Wael has become adept at shrugging off double standards. Every time she does something unexpected – singing a sad love song, speaking bluntly on TV – she chalks it up as a win.
The cover art for Bifkrny Beek, which features a soft-focus photo of Wael smiling in a stray sunbeam, also underscores her independence: no glam photo-shoot, just simple honest light.
The EP’s rollout was careful and deliberate too.
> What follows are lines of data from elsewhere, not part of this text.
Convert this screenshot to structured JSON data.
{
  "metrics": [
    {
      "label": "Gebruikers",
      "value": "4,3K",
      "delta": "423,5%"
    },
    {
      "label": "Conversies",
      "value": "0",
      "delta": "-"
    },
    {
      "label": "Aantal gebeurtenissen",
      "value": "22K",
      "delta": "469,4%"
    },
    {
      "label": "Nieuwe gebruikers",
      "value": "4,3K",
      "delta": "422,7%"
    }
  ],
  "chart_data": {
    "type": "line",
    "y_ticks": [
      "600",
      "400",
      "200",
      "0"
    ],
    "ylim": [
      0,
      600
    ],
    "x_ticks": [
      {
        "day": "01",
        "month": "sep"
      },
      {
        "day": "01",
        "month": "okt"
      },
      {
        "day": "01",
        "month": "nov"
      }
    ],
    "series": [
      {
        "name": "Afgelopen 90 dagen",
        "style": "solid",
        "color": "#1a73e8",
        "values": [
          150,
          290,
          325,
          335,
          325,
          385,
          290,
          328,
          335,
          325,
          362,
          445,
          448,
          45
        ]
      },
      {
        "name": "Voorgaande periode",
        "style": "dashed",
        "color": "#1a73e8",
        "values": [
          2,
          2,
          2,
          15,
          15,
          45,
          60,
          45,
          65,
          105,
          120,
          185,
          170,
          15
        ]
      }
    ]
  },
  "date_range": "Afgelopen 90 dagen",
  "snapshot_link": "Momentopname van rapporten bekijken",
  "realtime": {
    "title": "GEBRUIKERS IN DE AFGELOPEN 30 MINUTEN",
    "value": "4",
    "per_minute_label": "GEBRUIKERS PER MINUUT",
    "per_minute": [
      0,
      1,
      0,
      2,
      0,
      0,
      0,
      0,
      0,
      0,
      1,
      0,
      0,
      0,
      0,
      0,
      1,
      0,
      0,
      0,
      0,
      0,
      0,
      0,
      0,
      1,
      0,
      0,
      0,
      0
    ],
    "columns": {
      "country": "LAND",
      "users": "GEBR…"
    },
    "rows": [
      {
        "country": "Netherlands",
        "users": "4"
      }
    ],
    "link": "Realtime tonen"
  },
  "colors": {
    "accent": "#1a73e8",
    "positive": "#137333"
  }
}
Rather than releasing all four tracks online, she let each song breath and settle among fans first.
“I didn’t want to flood people,” she explains. “It’s like conversing – I drop a song, wait, see if it resonates, then continue.”
It’s a measured pace, almost conversational, reflecting her refusal to rush or to pander.
Wael’s story is still being written. One imagines her future chapters will involve more risks – perhaps a collaboration beyond Cairo.
But the through-line for a quest for truth in melody remains.
In any case, Wael seems ready for those next steps.
“If being honest makes people uncomfortable, I can live with that,” she shares. “I’d rather be a little bit messy and real than perfect and fake.”
For Wael, music is also a quiet act of solidarity. She imagines her songs floating across cities and borders.
“Maybe someone in another place will hear “Ezay” and feel a little less alone,” she offers.
Each new release is a message sent out to whoever needs it. As she often says, even the smallest act of creativity can spark connection.